The potential of environmental, social and governance (ESG) investing remains largely untapped: a PwC study published last year estimated that ESG assets under management will grow 84% between 2021 and 2026 to $33. 9 trillion.
“There simply aren’t enough entrepreneurs offering enough ESG-aligned investment opportunities,” said T. Alexander Puutio, an adjunct professor at NYU Stern.
In this comprehensive article, Puutio provides an overview of ESG disclosure frameworks, including action points for startups hoping to be acquired or go public.
For in-depth due diligence, minimize disruption to maximize success
Assembling a legitimate data room for due diligence is no small feat—stakeholders from multiple departments must contribute reams of documents and update them regularly.
“If you’re not careful, you could face delays, or worse, investors pulling out at the last minute,” said Denis Shafranik, co-founder of startup Concentric.
“That means focusing not just on succeeding, but on minimizing disruption to your team and growing your business.”
Drawing on his experience helping portfolio companies, Shafranik offers suggestions for managing scope of work, soliciting investor feedback and mastering narrative.
Risk banking revolution can help us get back to basics: efficient growth
The ongoing recession hitting public and private startups can also be described as a market correction.
“The reality is that most founders and venture capital funds don’t know what the market price is in terms of startup valuations right now,” writes Jump Capital co-founder Sach Chitins.

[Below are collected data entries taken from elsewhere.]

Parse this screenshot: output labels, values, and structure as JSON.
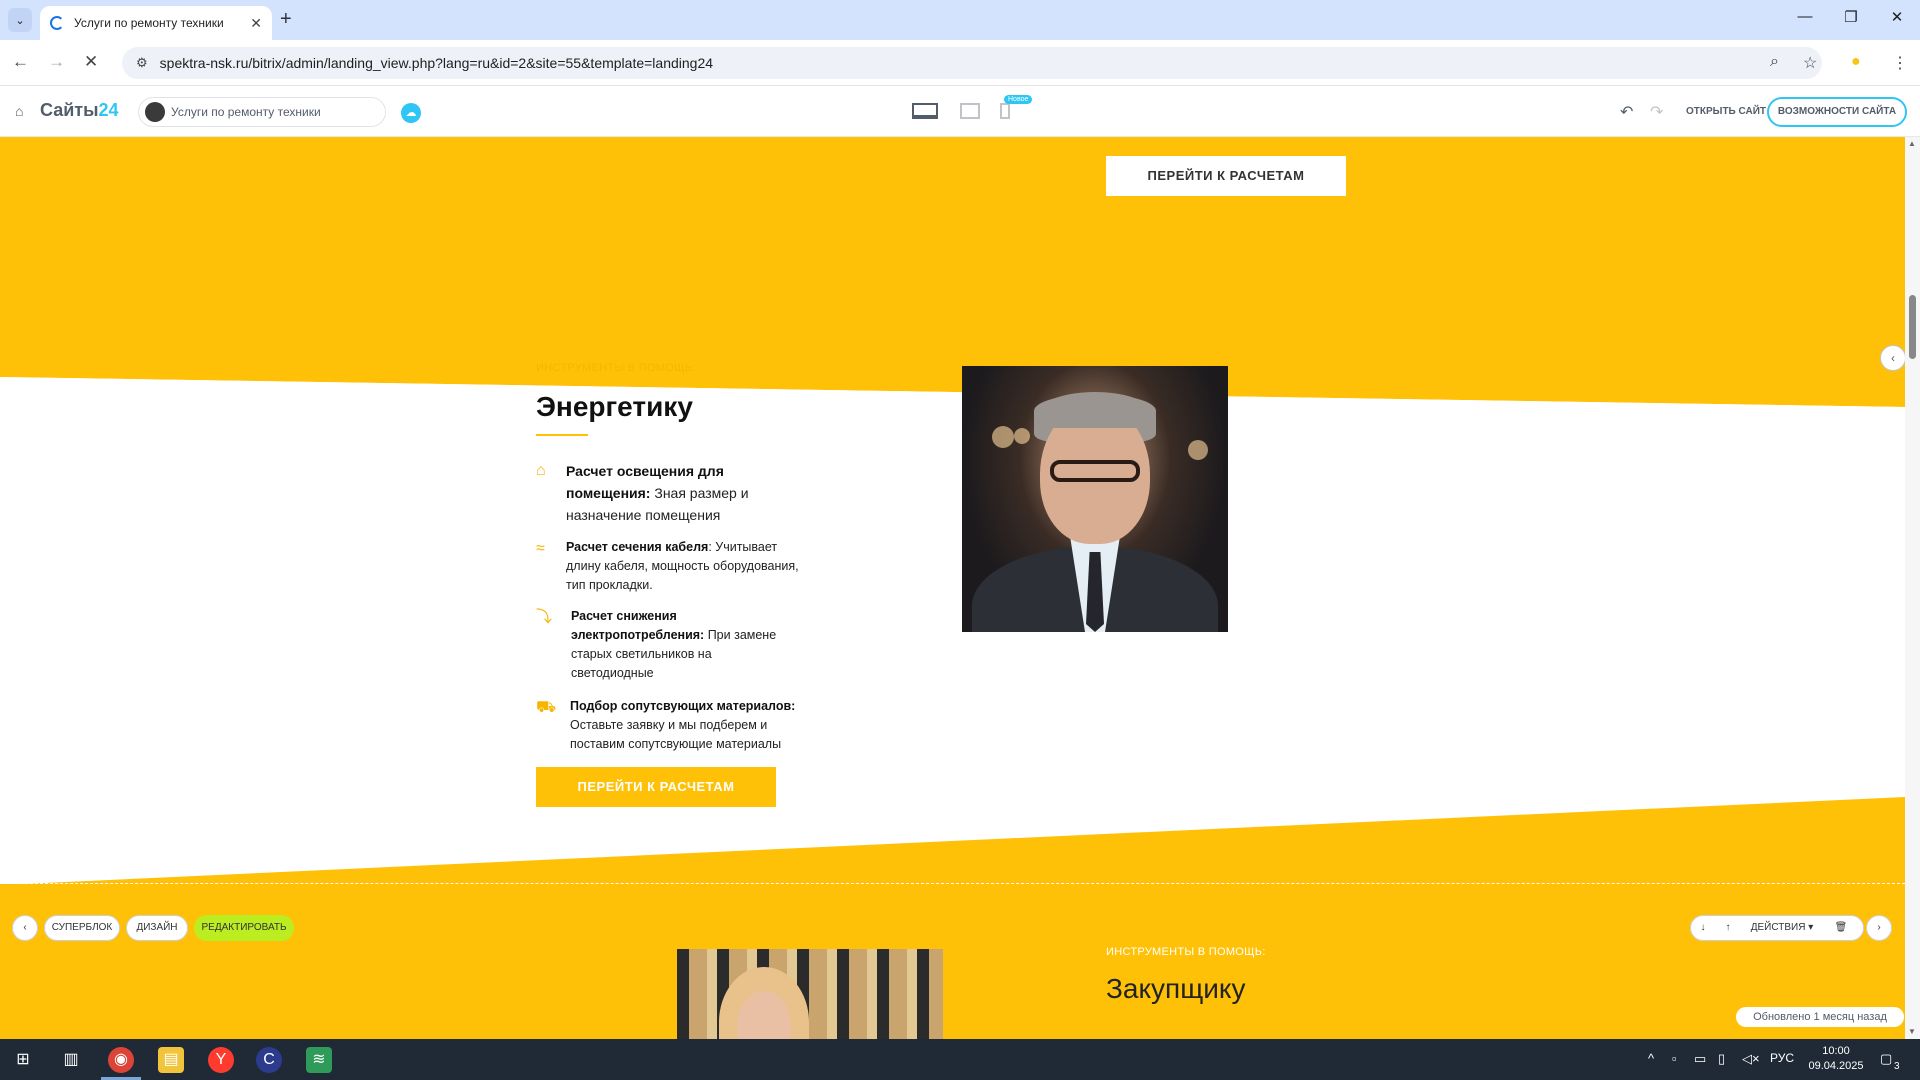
{
  "browser": {
    "tab_title": "Услуги по ремонту техники",
    "url_host": "spektra-nsk.ru",
    "url_path": "/bitrix/admin/landing_view.php?lang=ru&id=2&site=55&template=landing24",
    "new_tab": "+",
    "back": "←",
    "forward": "→",
    "reload": "✕",
    "minimize": "—",
    "restore": "❐",
    "close": "✕"
  },
  "bitrix": {
    "logo_main": "Сайты",
    "logo_num": "24",
    "site_name": "Услуги по ремонту техники",
    "badge_new": "Новое",
    "open_site": "ОТКРЫТЬ САЙТ",
    "features": "ВОЗМОЖНОСТИ САЙТА"
  },
  "page": {
    "top_button": "ПЕРЕЙТИ К РАСЧЕТАМ",
    "section1": {
      "subtitle": "ИНСТРУМЕНТЫ В ПОМОЩЬ:",
      "title": "Энергетику",
      "features": [
        {
          "icon": "house-icon",
          "bold": "Расчет освещения для помещения:",
          "text": " Зная размер и назначение помещения"
        },
        {
          "icon": "cable-icon",
          "bold": "Расчет сечения кабеля",
          "text": ": Учитывает длину кабеля, мощность оборудования, тип прокладки."
        },
        {
          "icon": "chart-down-icon",
          "bold": "Расчет снижения электропотребления:",
          "text": " При замене старых светильников на светодиодные"
        },
        {
          "icon": "truck-icon",
          "bold": "Подбор сопутсвующих материалов:",
          "text": " Оставьте заявку и мы подберем и поставим сопутсвующие материалы"
        }
      ],
      "button": "ПЕРЕЙТИ К РАСЧЕТАМ"
    },
    "section2": {
      "subtitle": "ИНСТРУМЕНТЫ В ПОМОЩЬ:",
      "title": "Закупщику"
    },
    "block_controls": {
      "prev": "‹",
      "superblock": "СУПЕРБЛОК",
      "design": "ДИЗАЙН",
      "edit": "РЕДАКТИРОВАТЬ",
      "down": "↓",
      "up": "↑",
      "actions": "ДЕЙСТВИЯ ▾",
      "delete": "🗑",
      "next": "›"
    },
    "updated": "Обновлено 1 месяц назад"
  },
  "taskbar": {
    "lang": "РУС",
    "time": "10:00",
    "date": "09.04.2025",
    "notifications": "3"
  },
  "colors": {
    "accent_yellow": "#ffc107",
    "bitrix_blue": "#2fc6f6",
    "edit_green": "#bbed21"
  }
}
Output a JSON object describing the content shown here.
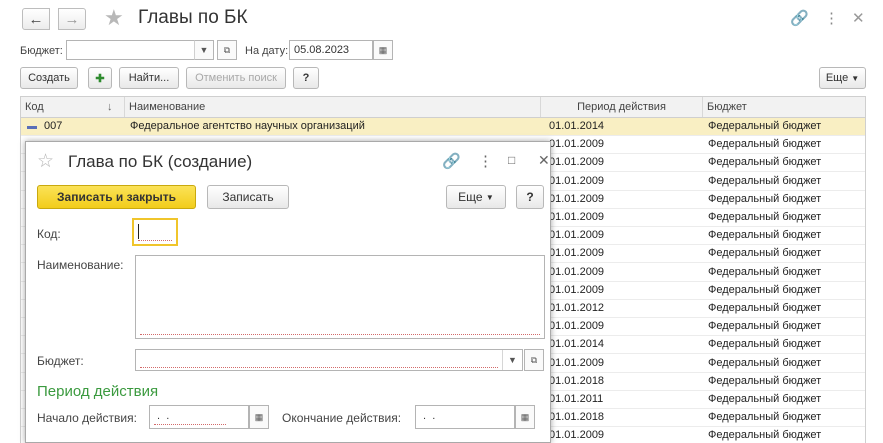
{
  "window": {
    "title": "Главы по БК"
  },
  "filters": {
    "budget_label": "Бюджет:",
    "budget_value": "",
    "date_label": "На дату:",
    "date_value": "05.08.2023"
  },
  "toolbar": {
    "create_label": "Создать",
    "find_label": "Найти...",
    "cancel_search_label": "Отменить поиск",
    "help_label": "?",
    "more_label": "Еще"
  },
  "table": {
    "columns": [
      "Код",
      "Наименование",
      "Период действия",
      "Бюджет"
    ],
    "rows": [
      {
        "code": "007",
        "name": "Федеральное агентство научных организаций",
        "period": "01.01.2014",
        "budget": "Федеральный бюджет"
      },
      {
        "code": "",
        "name": "",
        "period": "01.01.2009",
        "budget": "Федеральный бюджет"
      },
      {
        "code": "",
        "name": "",
        "period": "01.01.2009",
        "budget": "Федеральный бюджет"
      },
      {
        "code": "",
        "name": "",
        "period": "01.01.2009",
        "budget": "Федеральный бюджет"
      },
      {
        "code": "",
        "name": "",
        "period": "01.01.2009",
        "budget": "Федеральный бюджет"
      },
      {
        "code": "",
        "name": "",
        "period": "01.01.2009",
        "budget": "Федеральный бюджет"
      },
      {
        "code": "",
        "name": "",
        "period": "01.01.2009",
        "budget": "Федеральный бюджет"
      },
      {
        "code": "",
        "name": "",
        "period": "01.01.2009",
        "budget": "Федеральный бюджет"
      },
      {
        "code": "",
        "name": "",
        "period": "01.01.2009",
        "budget": "Федеральный бюджет"
      },
      {
        "code": "",
        "name": "",
        "period": "01.01.2009",
        "budget": "Федеральный бюджет"
      },
      {
        "code": "",
        "name": "",
        "period": "01.01.2012",
        "budget": "Федеральный бюджет"
      },
      {
        "code": "",
        "name": "",
        "period": "01.01.2009",
        "budget": "Федеральный бюджет"
      },
      {
        "code": "",
        "name": "",
        "period": "01.01.2014",
        "budget": "Федеральный бюджет"
      },
      {
        "code": "",
        "name": "",
        "period": "01.01.2009",
        "budget": "Федеральный бюджет"
      },
      {
        "code": "",
        "name": "",
        "period": "01.01.2018",
        "budget": "Федеральный бюджет"
      },
      {
        "code": "",
        "name": "",
        "period": "01.01.2011",
        "budget": "Федеральный бюджет"
      },
      {
        "code": "",
        "name": "",
        "period": "01.01.2018",
        "budget": "Федеральный бюджет"
      },
      {
        "code": "",
        "name": "",
        "period": "01.01.2009",
        "budget": "Федеральный бюджет"
      }
    ]
  },
  "dialog": {
    "title": "Глава по БК (создание)",
    "save_close_label": "Записать и закрыть",
    "save_label": "Записать",
    "more_label": "Еще",
    "help_label": "?",
    "code_label": "Код:",
    "code_value": "",
    "name_label": "Наименование:",
    "name_value": "",
    "budget_label": "Бюджет:",
    "budget_value": "",
    "period_section": "Период действия",
    "start_label": "Начало действия:",
    "start_value": " .  .",
    "end_label": "Окончание действия:",
    "end_value": " .  ."
  },
  "colors": {
    "accent_yellow": "#f5d32a",
    "selected_row": "#f9efc3",
    "section_green": "#3b9a3f"
  }
}
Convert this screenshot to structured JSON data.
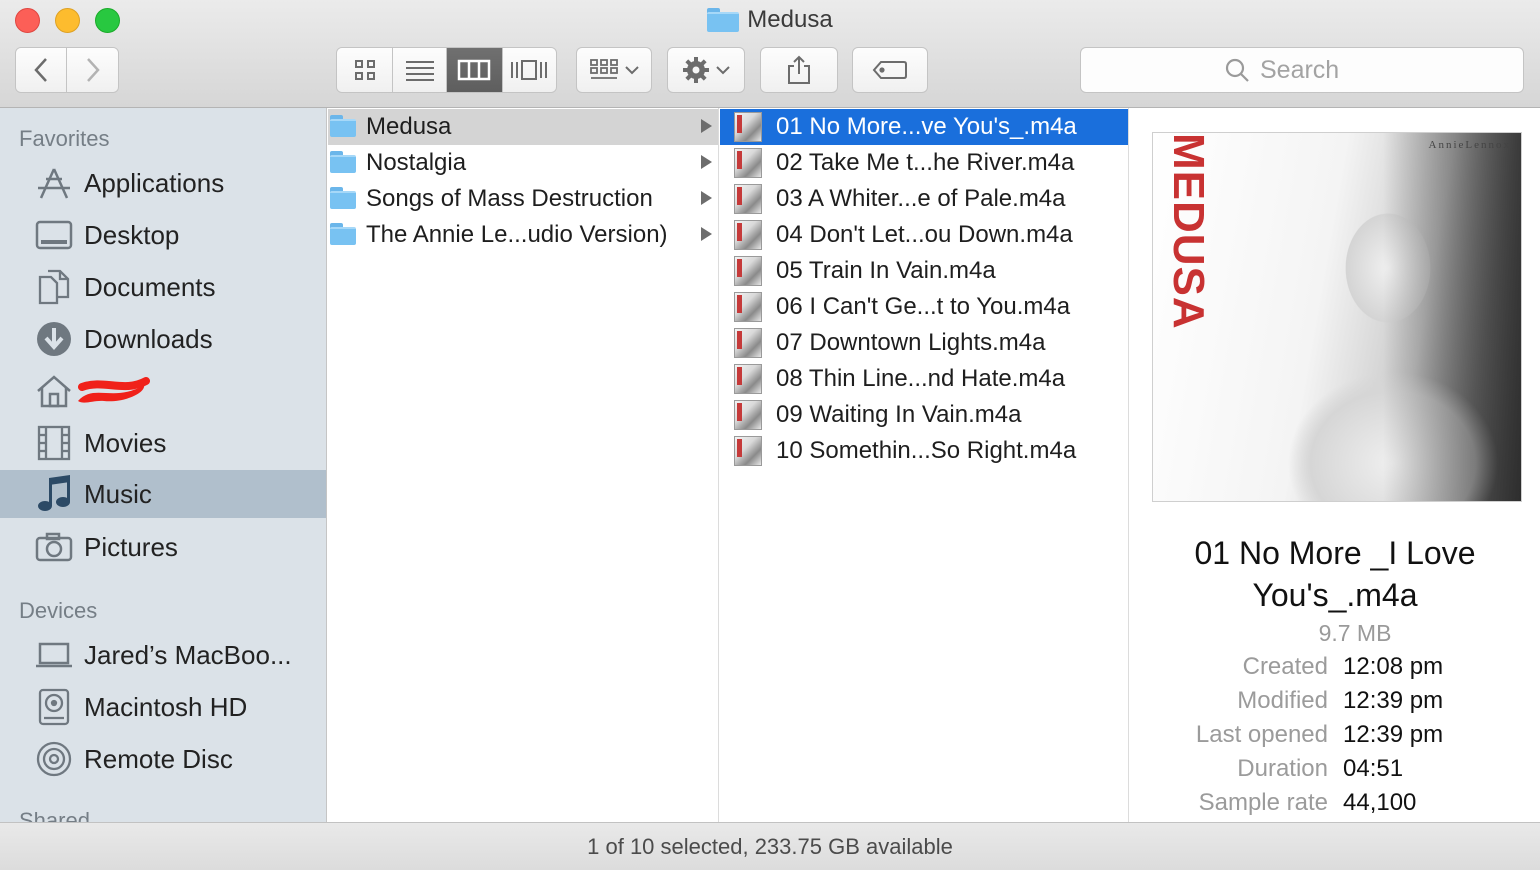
{
  "window": {
    "title": "Medusa"
  },
  "toolbar": {
    "back_icon": "chevron-left-icon",
    "forward_icon": "chevron-right-icon",
    "view_modes": [
      "icon-view",
      "list-view",
      "column-view",
      "cover-flow-view"
    ],
    "active_view": "column-view",
    "search_placeholder": "Search"
  },
  "sidebar": {
    "favorites_header": "Favorites",
    "favorites": [
      {
        "label": "Applications",
        "icon": "applications-icon"
      },
      {
        "label": "Desktop",
        "icon": "desktop-icon"
      },
      {
        "label": "Documents",
        "icon": "documents-icon"
      },
      {
        "label": "Downloads",
        "icon": "downloads-icon"
      },
      {
        "label": "",
        "icon": "home-icon"
      },
      {
        "label": "Movies",
        "icon": "movies-icon"
      },
      {
        "label": "Music",
        "icon": "music-icon",
        "selected": true
      },
      {
        "label": "Pictures",
        "icon": "pictures-icon"
      }
    ],
    "devices_header": "Devices",
    "devices": [
      {
        "label": "Jared’s MacBoo...",
        "icon": "laptop-icon"
      },
      {
        "label": "Macintosh HD",
        "icon": "hard-drive-icon"
      },
      {
        "label": "Remote Disc",
        "icon": "disc-icon"
      }
    ],
    "shared_header": "Shared"
  },
  "column1": {
    "items": [
      {
        "name": "Medusa",
        "selected": true
      },
      {
        "name": "Nostalgia"
      },
      {
        "name": "Songs of Mass Destruction"
      },
      {
        "name": "The Annie Le...udio Version)"
      }
    ]
  },
  "column2": {
    "items": [
      {
        "name": "01 No More...ve You's_.m4a",
        "selected": true
      },
      {
        "name": "02 Take Me t...he River.m4a"
      },
      {
        "name": "03 A Whiter...e of Pale.m4a"
      },
      {
        "name": "04 Don't Let...ou Down.m4a"
      },
      {
        "name": "05 Train In Vain.m4a"
      },
      {
        "name": "06 I Can't Ge...t to You.m4a"
      },
      {
        "name": "07 Downtown Lights.m4a"
      },
      {
        "name": "08 Thin Line...nd Hate.m4a"
      },
      {
        "name": "09 Waiting In Vain.m4a"
      },
      {
        "name": "10 Somethin...So Right.m4a"
      }
    ]
  },
  "preview": {
    "album_title_art": "MEDUSA",
    "artist_art": "AnnieLennox",
    "title_line1": "01 No More _I Love",
    "title_line2": "You's_.m4a",
    "size": "9.7 MB",
    "info": [
      {
        "key": "Created",
        "value": "12:08 pm"
      },
      {
        "key": "Modified",
        "value": "12:39 pm"
      },
      {
        "key": "Last opened",
        "value": "12:39 pm"
      },
      {
        "key": "Duration",
        "value": "04:51"
      },
      {
        "key": "Sample rate",
        "value": "44,100"
      }
    ]
  },
  "status": {
    "text": "1 of 10 selected, 233.75 GB available"
  },
  "colors": {
    "selection": "#1a6fdc",
    "sidebar": "#dbe2e8",
    "folder": "#78c2f2"
  }
}
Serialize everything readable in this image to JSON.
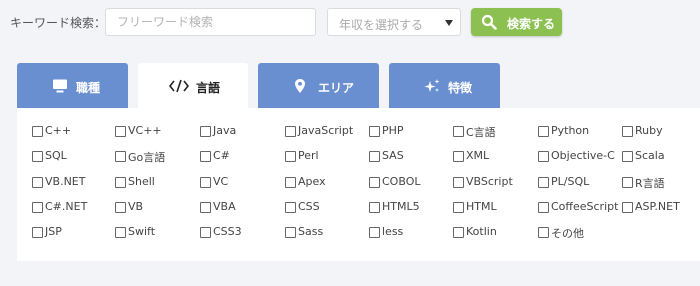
{
  "search": {
    "keyword_label": "キーワード検索：",
    "keyword_placeholder": "フリーワード検索",
    "income_select_value": "年収を選択する",
    "search_button_label": "検索する"
  },
  "tabs": [
    {
      "label": "職種",
      "icon": "monitor-icon",
      "active": false
    },
    {
      "label": "言語",
      "icon": "code-icon",
      "active": true
    },
    {
      "label": "エリア",
      "icon": "map-pin-icon",
      "active": false
    },
    {
      "label": "特徴",
      "icon": "sparkle-icon",
      "active": false
    }
  ],
  "languages": [
    [
      "C++",
      "VC++",
      "Java",
      "JavaScript",
      "PHP",
      "C言語",
      "Python",
      "Ruby"
    ],
    [
      "SQL",
      "Go言語",
      "C#",
      "Perl",
      "SAS",
      "XML",
      "Objective-C",
      "Scala"
    ],
    [
      "VB.NET",
      "Shell",
      "VC",
      "Apex",
      "COBOL",
      "VBScript",
      "PL/SQL",
      "R言語"
    ],
    [
      "C#.NET",
      "VB",
      "VBA",
      "CSS",
      "HTML5",
      "HTML",
      "CoffeeScript",
      "ASP.NET"
    ],
    [
      "JSP",
      "Swift",
      "CSS3",
      "Sass",
      "less",
      "Kotlin",
      "その他"
    ]
  ],
  "colors": {
    "tab_blue": "#6a8fd1",
    "search_green": "#8cc152",
    "page_background": "#f3f4f8"
  }
}
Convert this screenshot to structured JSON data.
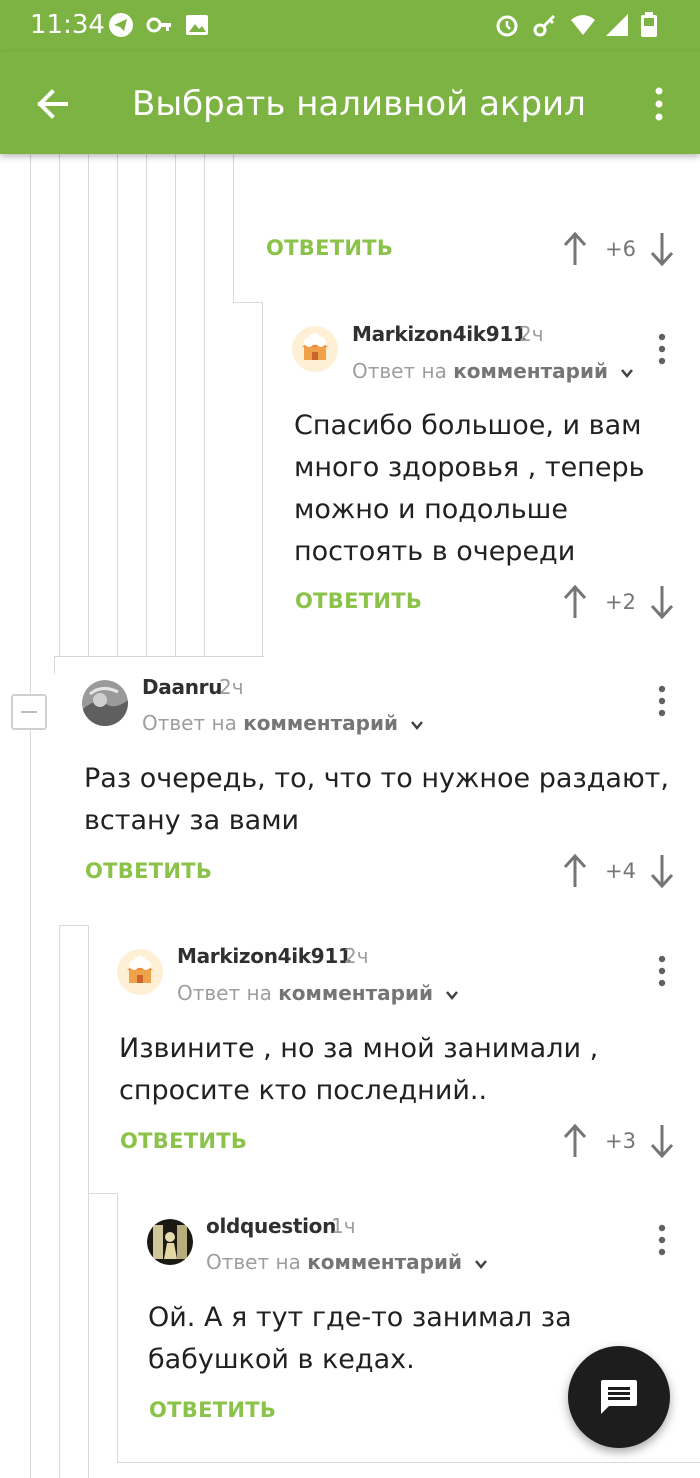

For many early-stage startups, sustainable growth may be more important than fundraising right now, as so many venture capital funds adjust their risk tolerance simply by deciding not to invest.
“Resetting expectations to match market reality helps set the tone for operating within the market environment,” says Chitins. “It’s time we go back to basics and build more efficient businesses.”
Are solo GPs screwed?
There’s been a lot of talk lately about founders not yet fitting into the product market and under pressure to return cash to investors. But what about the general partners who send money back to their LPs?
Now that “the business math has changed,” Natasha Mascarenhas spoke to solo GPs who have returned money to their limited partners, or in one case urged them to cancel their subscriptions.
“I can’t imagine an institutional LP will be so open-minded as to invest in a single person doing much on their own without a team or partnership model,” said Sahil Lavingia, CEO of Gumroad.
Q1 VC results are treading water, but that’s cold consolation for SaaS unicorns
As Q1 2023 draws to a close, Alex Wilhelm reviewed early data from PitchBook to get a feel for key VC trend metrics, such as number of deals and total capital invested.
“The picture emerging from Q1 2023 enterprise data is one of measured decline compared to the end of 2022,” he found.
“And March brought what appeared to be a boomlet in domestic business activity, which could be an even better place as the latest bits of Q1 data further bolster the month’s totals.”